The deceased pair were found dumped on the road before a 20-hour stand off with the Guardia Civil ensued, ultimately leading the pair’s arrest on Tuesday.
The brutal killings, however, are not an isolated aberration. They are the most extreme consequence of a system that has spent years tolerating illegal occupation, paralysing property owners and normalising risk until violence becomes inevitable.
This is no longer a ‘housing debate’ but a public safety failure.
Spain’s squatting problem has long been framed as a social issue, but while compassion is important, there is a huge difference between a single mother tenant who falls behind on her rent, and scumbag criminal gangs who hop from house to house and squat until they are paid several thousands of euros to move on.
And when this style of illegal occupation is met with slow courts, ambiguous policing rules and years-long procedures, it sends a clear signal: take the property first, deal with consequences later.
Most squats do not end in homicide, but every unchecked occupation raises the temperature and every delay increases the chance of confrontation and ultimately violence.
For many foreign homeowners, especially Germans, Brits, Dutch and Scandinavians, the latest story hits painfully close to home.
Properties are often empty for weeks or months as many owners live abroad, and once a home is taken, recovering it can take years, even when the occupation is clearly illegal.
The result is often vigilantism by necessity, with many owners ‘calling in the heavies’ to turf out squatters.
Some owners return in desperation to attempt to do the job the system should already be doing – and that is exactly how tragedies like this are born.
The fact is that squatting cases are growing year-on-year and while many may shrug it off as a marginal issue, it is a powerful one that has far-reaching consequences both politically and economically.
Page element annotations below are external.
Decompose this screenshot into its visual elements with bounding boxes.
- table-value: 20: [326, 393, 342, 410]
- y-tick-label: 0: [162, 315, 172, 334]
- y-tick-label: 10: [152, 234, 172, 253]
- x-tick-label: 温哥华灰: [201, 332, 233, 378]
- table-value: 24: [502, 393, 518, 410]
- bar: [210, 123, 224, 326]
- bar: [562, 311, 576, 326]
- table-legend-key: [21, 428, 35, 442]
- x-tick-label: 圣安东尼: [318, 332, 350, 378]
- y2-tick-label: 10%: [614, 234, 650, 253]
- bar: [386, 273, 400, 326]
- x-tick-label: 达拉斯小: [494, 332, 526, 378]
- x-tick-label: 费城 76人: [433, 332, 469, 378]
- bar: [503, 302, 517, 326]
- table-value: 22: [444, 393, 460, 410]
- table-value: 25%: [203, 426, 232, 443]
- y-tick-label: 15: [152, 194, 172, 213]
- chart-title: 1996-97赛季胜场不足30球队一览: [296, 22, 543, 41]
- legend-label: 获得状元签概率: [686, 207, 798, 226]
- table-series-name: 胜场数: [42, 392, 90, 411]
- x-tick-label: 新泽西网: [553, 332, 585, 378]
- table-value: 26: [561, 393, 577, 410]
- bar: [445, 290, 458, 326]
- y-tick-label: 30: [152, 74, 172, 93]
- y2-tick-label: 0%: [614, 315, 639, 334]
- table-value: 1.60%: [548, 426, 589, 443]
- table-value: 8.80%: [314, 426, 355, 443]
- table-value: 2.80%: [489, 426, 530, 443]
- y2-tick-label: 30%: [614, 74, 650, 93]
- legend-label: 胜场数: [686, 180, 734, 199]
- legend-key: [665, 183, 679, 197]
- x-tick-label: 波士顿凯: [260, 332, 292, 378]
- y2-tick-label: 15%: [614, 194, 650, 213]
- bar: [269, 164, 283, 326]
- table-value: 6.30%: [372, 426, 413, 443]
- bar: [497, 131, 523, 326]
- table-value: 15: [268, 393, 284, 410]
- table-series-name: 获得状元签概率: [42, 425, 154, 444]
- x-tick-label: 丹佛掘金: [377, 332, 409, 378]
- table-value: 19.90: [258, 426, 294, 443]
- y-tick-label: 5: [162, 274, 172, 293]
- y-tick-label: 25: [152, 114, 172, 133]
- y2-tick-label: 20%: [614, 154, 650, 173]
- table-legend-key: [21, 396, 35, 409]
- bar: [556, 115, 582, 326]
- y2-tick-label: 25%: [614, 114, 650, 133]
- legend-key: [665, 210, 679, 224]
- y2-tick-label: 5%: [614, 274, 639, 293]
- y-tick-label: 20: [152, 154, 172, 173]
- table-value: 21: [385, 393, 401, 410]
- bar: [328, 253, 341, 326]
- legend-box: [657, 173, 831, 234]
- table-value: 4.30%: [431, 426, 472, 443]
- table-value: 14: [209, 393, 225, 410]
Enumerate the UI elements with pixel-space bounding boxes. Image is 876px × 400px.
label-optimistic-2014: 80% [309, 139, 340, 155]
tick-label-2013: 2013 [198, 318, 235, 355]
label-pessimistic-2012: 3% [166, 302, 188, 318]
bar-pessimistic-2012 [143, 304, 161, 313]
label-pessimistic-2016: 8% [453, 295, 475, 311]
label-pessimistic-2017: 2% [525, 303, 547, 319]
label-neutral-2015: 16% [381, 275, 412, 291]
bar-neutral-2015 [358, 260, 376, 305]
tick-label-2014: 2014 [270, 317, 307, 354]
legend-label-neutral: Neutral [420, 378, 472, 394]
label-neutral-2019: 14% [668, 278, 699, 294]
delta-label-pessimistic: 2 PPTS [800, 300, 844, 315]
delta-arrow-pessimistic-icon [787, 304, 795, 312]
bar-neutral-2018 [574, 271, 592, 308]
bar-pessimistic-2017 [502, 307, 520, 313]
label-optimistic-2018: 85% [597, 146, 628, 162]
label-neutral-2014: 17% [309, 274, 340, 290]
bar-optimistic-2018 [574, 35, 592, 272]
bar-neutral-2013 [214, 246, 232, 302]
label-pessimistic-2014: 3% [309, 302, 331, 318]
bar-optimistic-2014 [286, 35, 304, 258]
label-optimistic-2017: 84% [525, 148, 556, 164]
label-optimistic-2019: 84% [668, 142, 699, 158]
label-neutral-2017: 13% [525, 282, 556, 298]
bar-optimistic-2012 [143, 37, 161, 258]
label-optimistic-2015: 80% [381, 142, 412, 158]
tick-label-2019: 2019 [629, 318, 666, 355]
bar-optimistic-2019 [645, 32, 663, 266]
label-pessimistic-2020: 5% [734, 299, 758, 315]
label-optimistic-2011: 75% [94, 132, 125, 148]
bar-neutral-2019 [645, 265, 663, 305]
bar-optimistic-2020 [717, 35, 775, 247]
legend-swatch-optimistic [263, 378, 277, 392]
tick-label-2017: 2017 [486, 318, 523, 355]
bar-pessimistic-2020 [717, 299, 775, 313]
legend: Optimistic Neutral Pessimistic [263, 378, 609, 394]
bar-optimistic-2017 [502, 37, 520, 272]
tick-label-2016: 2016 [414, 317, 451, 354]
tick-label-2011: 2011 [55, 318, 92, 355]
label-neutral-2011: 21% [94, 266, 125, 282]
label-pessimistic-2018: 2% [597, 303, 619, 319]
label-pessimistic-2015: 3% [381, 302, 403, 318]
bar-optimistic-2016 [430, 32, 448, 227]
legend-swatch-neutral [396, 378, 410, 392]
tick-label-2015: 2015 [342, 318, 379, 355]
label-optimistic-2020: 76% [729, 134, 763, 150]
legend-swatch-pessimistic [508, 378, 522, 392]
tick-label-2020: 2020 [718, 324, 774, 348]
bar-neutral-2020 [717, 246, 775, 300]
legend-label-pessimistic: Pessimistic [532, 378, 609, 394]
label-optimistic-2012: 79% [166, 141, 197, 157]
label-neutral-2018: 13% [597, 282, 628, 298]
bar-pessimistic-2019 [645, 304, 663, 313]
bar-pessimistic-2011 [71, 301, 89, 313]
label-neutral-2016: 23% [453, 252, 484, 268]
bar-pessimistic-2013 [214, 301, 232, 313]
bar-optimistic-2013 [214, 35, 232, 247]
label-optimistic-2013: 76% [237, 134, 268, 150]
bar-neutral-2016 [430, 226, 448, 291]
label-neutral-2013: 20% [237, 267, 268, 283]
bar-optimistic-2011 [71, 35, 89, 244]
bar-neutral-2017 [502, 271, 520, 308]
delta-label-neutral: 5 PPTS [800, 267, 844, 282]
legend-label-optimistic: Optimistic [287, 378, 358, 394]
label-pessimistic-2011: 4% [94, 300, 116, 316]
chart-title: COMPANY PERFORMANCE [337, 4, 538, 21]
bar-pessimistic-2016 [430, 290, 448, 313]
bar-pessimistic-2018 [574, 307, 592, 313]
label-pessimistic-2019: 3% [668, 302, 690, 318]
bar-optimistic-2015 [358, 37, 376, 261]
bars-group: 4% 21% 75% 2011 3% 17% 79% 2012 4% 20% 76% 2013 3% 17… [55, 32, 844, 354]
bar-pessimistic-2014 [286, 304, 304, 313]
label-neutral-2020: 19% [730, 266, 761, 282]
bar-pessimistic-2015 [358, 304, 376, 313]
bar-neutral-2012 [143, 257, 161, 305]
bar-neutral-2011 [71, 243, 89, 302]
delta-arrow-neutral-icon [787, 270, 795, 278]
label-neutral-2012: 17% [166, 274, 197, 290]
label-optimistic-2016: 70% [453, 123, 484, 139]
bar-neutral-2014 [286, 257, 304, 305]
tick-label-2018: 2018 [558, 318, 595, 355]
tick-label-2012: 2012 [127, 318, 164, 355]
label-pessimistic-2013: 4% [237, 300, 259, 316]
I have several estate agent friends who have lost sales due to fears of squatting and being dragged into a years-long legal battles – and thousands of landlords simply won’t rent out their much-needed homes for fear of falling prey to ‘okupas’.
Politically, it is the far-right that are taking advantage by promising to be the toughest on the issue, which the Socialists might want to wake up to (especially following their humiliating defeat in Extremedura last week).
It’s high time that illegal occupation is treated as an immediate offence, not a prolonged negotiation. If serious action is not taken, I fear this won’t be the last such tragedy we witness.